Here in America, we do some strange things for beauty. Some are techniques rooted in ancient cultures, while others were born of modern science. Strange skin care techniques involve weird ingredients and unbelievable procedures. We can’t tell you how well they work, but we can promise you they’re strange.
Placenta Face Mask
Usually created from sheep placenta, this mask is hailed for its (possible) anti-aging benefits. It is often applied directly following a chemical peel or microdermabrasion so it is applied to a fresh layer of skin. Placental extract boasts nutrients, such as growth factors and amino acids. Proponents claim that the nutrients in placenta facials increase cell turnover and collagen production. If you want to try this treatment, you can have it applied in a spa or purchase them over-the-counter (OTC) for home use.
This procedure involves a doctor injecting your skin with platelet-rich plasma (PSP) or platelet-rich fibrin matrix (PRFM). Known also as The Vampire Facelift, the procedure aims to make your skin look fuller and younger by stimulating new collagen creation. In order to create the plasma, your own blood is extracted, then spun in a centrifuge to separate the plasma. Some doctors claim that using the patients’ own blood may lead to fewer side effects than procedures using synthetic ingredients.
This ancient Egyption alternative medicine applies heated cups to the skin to create a suction, which is supposed to increase blood flow. The idea is that better circulation can aid the body in fighting conditions, such as acne and shingles. The procedure may be done using bamboo, glass, or earthenware cups. Typically in the U.S. it is done “dry,” which means the cups are simply heated to created a vacuum on the skin, then removed.
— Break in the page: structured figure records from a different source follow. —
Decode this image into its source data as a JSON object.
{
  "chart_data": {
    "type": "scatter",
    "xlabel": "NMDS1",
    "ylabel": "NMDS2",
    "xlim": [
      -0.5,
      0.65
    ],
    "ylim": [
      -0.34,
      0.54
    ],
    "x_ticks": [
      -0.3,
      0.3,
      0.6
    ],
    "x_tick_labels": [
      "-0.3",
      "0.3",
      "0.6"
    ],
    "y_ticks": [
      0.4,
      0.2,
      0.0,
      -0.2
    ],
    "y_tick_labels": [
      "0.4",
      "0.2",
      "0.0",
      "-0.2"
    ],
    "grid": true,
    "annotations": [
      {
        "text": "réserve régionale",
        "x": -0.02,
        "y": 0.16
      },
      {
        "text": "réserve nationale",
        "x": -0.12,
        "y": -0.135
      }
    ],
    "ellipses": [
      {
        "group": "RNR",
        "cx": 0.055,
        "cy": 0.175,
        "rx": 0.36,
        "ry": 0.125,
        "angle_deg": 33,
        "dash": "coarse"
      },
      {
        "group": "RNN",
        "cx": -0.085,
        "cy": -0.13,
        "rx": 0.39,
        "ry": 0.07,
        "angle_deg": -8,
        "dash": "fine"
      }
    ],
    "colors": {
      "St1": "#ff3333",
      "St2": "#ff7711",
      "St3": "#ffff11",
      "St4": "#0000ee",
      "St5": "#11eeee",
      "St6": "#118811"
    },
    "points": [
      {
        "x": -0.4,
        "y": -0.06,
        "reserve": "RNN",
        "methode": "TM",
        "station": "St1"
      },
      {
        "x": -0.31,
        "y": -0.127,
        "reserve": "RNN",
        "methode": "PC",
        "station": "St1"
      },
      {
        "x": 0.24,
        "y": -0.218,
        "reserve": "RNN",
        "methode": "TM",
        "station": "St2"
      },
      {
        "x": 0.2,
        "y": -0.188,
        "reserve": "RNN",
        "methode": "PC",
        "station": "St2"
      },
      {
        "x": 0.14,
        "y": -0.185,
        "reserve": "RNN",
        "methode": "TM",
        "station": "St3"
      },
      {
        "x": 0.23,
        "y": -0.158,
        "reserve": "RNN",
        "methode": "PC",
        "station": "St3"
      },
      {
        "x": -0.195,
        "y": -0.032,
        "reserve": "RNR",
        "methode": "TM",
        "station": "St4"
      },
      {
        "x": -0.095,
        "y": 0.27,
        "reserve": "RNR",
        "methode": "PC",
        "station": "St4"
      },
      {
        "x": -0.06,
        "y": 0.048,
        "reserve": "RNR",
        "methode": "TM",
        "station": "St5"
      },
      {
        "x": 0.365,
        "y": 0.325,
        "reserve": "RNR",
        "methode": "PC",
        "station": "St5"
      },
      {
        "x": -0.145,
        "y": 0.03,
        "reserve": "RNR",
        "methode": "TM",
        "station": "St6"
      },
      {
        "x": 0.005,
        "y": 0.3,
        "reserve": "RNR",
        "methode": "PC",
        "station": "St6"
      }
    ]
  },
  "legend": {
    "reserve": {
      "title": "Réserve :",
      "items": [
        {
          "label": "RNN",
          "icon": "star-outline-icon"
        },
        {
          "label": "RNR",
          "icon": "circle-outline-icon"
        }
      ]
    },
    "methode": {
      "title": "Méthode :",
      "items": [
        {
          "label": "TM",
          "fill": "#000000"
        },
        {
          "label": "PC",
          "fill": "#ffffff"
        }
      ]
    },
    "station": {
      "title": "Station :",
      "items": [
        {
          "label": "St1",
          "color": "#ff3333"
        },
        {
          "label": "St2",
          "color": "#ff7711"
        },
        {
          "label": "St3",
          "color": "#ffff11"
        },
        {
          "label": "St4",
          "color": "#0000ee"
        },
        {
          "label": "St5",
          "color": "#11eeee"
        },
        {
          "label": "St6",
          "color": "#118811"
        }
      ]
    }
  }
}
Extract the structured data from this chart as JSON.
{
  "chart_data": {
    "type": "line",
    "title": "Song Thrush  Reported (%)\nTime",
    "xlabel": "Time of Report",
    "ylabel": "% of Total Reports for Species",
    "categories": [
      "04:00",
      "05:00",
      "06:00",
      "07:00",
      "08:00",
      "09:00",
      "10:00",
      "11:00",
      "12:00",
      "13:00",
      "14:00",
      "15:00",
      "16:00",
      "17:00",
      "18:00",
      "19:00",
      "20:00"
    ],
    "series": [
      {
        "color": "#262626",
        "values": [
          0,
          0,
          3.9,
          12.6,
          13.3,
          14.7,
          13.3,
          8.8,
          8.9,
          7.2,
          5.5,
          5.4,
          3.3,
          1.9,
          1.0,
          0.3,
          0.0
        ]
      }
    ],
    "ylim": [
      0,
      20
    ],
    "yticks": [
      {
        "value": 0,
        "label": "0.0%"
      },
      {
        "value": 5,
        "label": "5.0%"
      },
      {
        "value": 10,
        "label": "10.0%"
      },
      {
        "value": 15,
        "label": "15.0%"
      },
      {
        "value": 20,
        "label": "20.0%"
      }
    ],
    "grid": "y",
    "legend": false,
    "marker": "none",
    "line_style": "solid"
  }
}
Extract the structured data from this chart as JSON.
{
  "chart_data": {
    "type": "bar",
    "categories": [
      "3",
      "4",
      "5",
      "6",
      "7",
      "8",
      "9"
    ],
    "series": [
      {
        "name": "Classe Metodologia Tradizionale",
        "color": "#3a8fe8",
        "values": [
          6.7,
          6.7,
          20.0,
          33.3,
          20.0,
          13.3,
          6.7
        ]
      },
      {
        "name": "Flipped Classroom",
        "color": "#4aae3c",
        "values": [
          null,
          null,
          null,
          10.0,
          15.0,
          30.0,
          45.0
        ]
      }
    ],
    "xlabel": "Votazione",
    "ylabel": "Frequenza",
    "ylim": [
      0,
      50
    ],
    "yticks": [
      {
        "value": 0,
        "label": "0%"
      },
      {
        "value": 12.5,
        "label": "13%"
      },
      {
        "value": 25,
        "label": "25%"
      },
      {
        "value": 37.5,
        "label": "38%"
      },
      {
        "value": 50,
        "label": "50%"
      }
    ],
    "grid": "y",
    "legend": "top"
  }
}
An alternative form, “wet cupping,” involves lancing the skin after the cups are removed, then reapplying the cups to suck out a small amount of blood.
In 2008, so-called “doctor fish” made their debut in the United States. Garra rufa, their proper name, have been used in Turkey for more than 100 years. The little fish eat dead skin cells, so when you slip your tootsies into the warm foot bath, your calluses become their lunch. Fortunately for your feet, they don’t have teeth, so the pedicure is not painful. However, it is possible to have minor bleeding. This could be the weirdest pedicures you ever have, unless of course you live in one of the 14 states who have banned them from spas due to cleanliness concerns. Those states see re-using fish in a similar manner to re-using pedicure instruments — unsanitary.
Bee Venom Mask
Recently brought into the spotlight by Kate Middleton, skin serums and masks containing bee venom are thought to produce a youthful, glowing effect. The products claim to trick the skin into thinking it has been stung, thus plumping it up naturally. Bee Venom products range from $50 masks from a beauty counter to pricey spa treatments. Some products may be uncomfortable to use, so be sure to follow instructions carefully.
Caution: People allergic to bee stings should not try to use bee venom products.
While new and new-to-us skin care techniques can sound promising, sometimes the hype is more promising than the outcome. Use caution when it comes to your health. Consider checking with your doctor before trying really strange or very new skin products and techniques.